Jika kita melewatkan masa yang anugerah ini tanpa rasa syukur dan kemajuan, hal itu ditakutkan bahwa kita masih akan mengalami kerugian yang lebih buruk dalam kegelapan dan tekanan. Saudara-saudariku yang terkasih, belilah selama pasar itu ada di depan pintu; kumpulkanlah hasil panen selama matahari bersinar dan cuaca normal: gunakanlah anugerah dan Firman Allah ketika kesempatan itu dekat. Ketahuilah, bahwa Firman dan anugerah Allah seperti hujan yang berlalu, di mana hal itu tidak akan kembali seperti sedia kala. Pernah perkenanan Ilahi ada pada kaum Yahudi, namun kini hal itu telah pergi. Paulus membawa Injil ke Yunani; tetapi kini mereka telah dikuasai oleh orang Turki (negara beragama Islam). Roma dan Itali pernah menikmati berkatnya; namun kini mereka memiliki Paus. Dan rakyat Jerman tidak seharusnya berpikir bahwa mereka akan selalu memiliki berkat itu; sebab tidak bersyukur dan pengabaian akan menghabisi berkat itu. Karena itu rebutlah itu dan cepat tahanlah, siapa pun dapat; tangan yang malas hanya akan memiliki tahun-tahun yang buruk.

Akhirnya, Luther menegaskan alasan tertinggi dari semuanya adalah untuk mendirikan sekolah-sekolah Kristen, “yakni, perintah Allah, di mana melalui Musa yang sering didesak dan diperintahkan pada para orangtua yang mengajar anak-anak mereka ...” Dia menyimpulkan bagian ini:

Pastilah dosa dan rasa malu yang kita harus tumbuhkan dan munculkan pada tugas pendidikan anak-anak kita dan memikirkan daya tarik yang tertinggi, di mana sifat inti akan hal itu sendiri seharusnya menggerakkan kita demikian, dan contoh dari orang kafir tersebut membuat kita mengubah instruksi tersebut... dalam penilaian saya, tidak ada perlawanan dari pihak luar di mana pada pandangan Allah itu menjadi membebani dunia, dan memperlakukan siksaan yang berat semacam itu, ketimbang mengabaikan untuk mendidik anak-anak.

Kiranya teguran dan peringatan Luther ini memacu kita untuk mempertahankan sekolah-sekolah Kristen kita, warisan yang memberkati dari Reformasi.


Bagian (II)

Pada bagian pertama, kita membahas pengamatan Luther mengenai kondisi biara dan sekolah di Jerman sejak permulaan Reformasi. Juga, di mengenali pertempuran rohani dengan Iblis yang mengambil alih dalam pendidikan. Akhirnya, Luther mendorong pembangunan sekolah-sekolah Kristen yang baik ketika rakyat Jerman diberkati dengan adanya kesempatan.

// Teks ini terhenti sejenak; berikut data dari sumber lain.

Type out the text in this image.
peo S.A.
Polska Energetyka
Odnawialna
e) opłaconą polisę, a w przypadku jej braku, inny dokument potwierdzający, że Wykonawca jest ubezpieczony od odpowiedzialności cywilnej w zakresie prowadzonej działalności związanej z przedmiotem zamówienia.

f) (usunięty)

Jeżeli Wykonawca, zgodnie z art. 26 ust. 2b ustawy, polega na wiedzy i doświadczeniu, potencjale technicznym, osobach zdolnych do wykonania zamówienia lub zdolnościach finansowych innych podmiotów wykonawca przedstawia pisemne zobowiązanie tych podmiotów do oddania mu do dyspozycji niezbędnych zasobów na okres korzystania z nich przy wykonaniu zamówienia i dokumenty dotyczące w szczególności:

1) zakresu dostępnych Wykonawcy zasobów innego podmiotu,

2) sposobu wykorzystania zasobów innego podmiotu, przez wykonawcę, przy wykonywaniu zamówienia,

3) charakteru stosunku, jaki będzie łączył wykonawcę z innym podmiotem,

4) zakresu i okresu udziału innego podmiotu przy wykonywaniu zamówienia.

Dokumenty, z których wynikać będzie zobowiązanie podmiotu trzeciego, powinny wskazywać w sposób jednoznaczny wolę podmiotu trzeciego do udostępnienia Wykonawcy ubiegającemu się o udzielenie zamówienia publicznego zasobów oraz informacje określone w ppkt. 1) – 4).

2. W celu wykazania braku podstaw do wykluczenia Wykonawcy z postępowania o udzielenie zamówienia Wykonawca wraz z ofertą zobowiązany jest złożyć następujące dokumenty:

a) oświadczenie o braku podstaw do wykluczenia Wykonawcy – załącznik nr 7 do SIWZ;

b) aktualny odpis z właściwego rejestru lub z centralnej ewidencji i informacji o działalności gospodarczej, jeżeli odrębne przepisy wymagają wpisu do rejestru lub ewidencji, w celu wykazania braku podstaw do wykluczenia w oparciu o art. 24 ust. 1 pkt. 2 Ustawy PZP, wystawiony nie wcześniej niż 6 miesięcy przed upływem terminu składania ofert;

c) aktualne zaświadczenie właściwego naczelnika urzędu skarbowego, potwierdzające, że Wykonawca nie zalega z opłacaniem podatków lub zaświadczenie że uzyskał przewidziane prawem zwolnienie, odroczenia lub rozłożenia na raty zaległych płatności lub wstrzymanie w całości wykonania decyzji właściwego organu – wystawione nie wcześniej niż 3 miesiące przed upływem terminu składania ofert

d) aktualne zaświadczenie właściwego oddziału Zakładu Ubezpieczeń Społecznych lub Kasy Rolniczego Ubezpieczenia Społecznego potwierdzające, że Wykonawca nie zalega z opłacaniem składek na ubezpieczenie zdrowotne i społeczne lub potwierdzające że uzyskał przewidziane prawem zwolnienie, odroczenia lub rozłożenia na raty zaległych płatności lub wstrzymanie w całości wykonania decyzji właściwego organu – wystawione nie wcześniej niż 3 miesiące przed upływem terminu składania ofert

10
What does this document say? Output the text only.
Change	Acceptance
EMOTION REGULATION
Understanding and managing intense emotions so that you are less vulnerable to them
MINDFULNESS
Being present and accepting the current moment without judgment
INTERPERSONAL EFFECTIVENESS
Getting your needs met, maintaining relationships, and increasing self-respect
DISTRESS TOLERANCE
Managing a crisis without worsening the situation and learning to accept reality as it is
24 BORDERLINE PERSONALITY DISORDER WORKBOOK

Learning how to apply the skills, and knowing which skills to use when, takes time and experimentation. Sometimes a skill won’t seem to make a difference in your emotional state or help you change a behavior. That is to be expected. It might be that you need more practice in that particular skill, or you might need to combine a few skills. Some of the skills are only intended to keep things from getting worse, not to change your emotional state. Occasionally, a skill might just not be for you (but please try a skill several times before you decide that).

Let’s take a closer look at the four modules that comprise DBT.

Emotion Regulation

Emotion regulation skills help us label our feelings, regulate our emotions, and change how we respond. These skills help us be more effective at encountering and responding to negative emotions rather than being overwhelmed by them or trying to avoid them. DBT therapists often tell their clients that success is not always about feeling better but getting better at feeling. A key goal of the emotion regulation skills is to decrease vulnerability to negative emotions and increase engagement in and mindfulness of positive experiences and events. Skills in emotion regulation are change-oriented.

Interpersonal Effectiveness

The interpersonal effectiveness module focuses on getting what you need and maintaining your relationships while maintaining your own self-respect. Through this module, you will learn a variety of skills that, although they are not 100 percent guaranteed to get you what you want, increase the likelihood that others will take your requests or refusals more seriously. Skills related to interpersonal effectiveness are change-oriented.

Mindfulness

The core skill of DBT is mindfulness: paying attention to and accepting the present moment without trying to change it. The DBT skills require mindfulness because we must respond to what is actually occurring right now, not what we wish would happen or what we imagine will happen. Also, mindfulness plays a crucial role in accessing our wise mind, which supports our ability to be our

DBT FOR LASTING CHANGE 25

Dalam bagian selanjutnya dari surat ini, Luther membahas persoalan akan mengapa dia menuliskannya kepada para walikota dan tua-tua di kota-kota di Jerman, ketika Kitab Suci dengan jelas mengatakan supaya para orangtua mendidik anak-anak mereka. Luther, mengantisipasi protes ini dari pihak berwenang sipil, menuliskan, ”Jika segala hal itu ditujukan kepada para orangtua seperti yang kamu katakan; apakah yang akan menjadi perhatian dari anggota dewan dan para walikota? Benarlah hal itu; namun bagaimana jika para orangtua mengabaikannya? Siapakah yang akan menanggapi hal itu? Akankah kita membiarkannya, dan menyiksa anak-anak yang terabaikan? Bagaimana para walikota dan dewan akan mengampuni diri mereka, dan membuktikan bahwa tugas semacam itu bukanlah bagian dari tugas mereka?”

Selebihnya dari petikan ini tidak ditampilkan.